While Infineon has received some subsidies for its plant in Austria, which Ploss says “helped to dampen and offset global distortions,” he is not among those who believe that the problems of supply, and security of supply, will necessarily be resolved. for the construction of new factories in Europe.
The chip makers’ biggest customers — in raw numbers, smartphone and computer makers — aren’t based in Europe, he told the Financial Times this year, and would remain at the front of the world supply queue regardless of factory locations.
Engineers at the Villach plant added that it would still take three years to build a new plant if the decision is made today. “Semiconductor factories are more or less the Champions League of industrial construction,” said Wittmann.
Worse, the rest of the industry is “between 12 and 18 months behind in its regular investments,” said Jalal Bagherli, chief executive of Dialog Semiconductor, a rival European chip company that has just been acquired by Japanese group Renesas, which is also supplies semiconductors to car manufacturers.

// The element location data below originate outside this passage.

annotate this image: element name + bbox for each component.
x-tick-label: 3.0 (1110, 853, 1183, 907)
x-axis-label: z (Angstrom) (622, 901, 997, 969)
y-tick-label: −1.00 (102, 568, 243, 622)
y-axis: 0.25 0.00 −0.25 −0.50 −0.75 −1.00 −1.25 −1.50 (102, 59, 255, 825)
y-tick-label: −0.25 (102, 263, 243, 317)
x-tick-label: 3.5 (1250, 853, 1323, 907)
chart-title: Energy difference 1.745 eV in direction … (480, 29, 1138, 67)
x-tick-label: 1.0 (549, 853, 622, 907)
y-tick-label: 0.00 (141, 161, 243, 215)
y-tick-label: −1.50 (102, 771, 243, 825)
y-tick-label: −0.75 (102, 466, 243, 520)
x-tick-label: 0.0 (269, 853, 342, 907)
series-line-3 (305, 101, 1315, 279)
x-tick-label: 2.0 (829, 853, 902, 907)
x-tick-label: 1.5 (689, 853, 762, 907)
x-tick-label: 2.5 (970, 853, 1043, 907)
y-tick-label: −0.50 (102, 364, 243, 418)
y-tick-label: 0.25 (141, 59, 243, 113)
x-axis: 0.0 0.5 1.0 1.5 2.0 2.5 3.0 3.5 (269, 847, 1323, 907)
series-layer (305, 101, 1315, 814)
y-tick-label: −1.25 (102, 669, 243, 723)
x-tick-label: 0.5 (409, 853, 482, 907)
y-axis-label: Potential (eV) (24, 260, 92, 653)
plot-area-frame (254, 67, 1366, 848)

Dialog relies on third-party suppliers to make its chips, but Bagherli said some of them were not interested in expanding their capacity when demand for consumer electronics led to a chip-buying rush during the pandemic.
“When we asked if they were investing, the answer was that, well, this was all temporary, it would only last three months, and they didn’t intend to invest $10 billion [R$ 53 bilhões] more and build [uma fábrica de semicondutores] just because someone is working from home.”
It also remains to be determined whether current levels of demand will be sustained. “Because the industry is capital intensive, we only spend money when we are sure there will be demand,” said Thomas Reisinger, a board member at Infineon Austria.
“If you don’t have the components you need, you tend to place orders too high,” said Holger Schmidt, an analyst at German bank Metzler, “and even if semiconductor manufacturers discount these double orders from their calculations, you can never have assurance [de que os pedidos de fato refletem a demanda]”.
On Friday, Infineon, one of the few European companies to design and manufacture most of its chips directly, was praised by politicians, including the chancellor [primeiro-ministro] Austrian Sebastian Kurz, and European Union representative Martin Selmayr, who said Infineon was “an essential partner” in creating “a European ecosystem of first-class chips”.
But the “back-end” production process of semiconductors to be manufactured in Villach, which is labor intensive and for which “wage costs play an important role”, will continue to take place in Malaysia, where Infineon has a finishing factory.
It’s a trend that Reisinger, who worked at the Malaysia unit, says he doesn’t think is likely to be reversed. “We have the expertise and the engineers there, and I think we will continue in Asia [para o ‘back-end’]”, he said.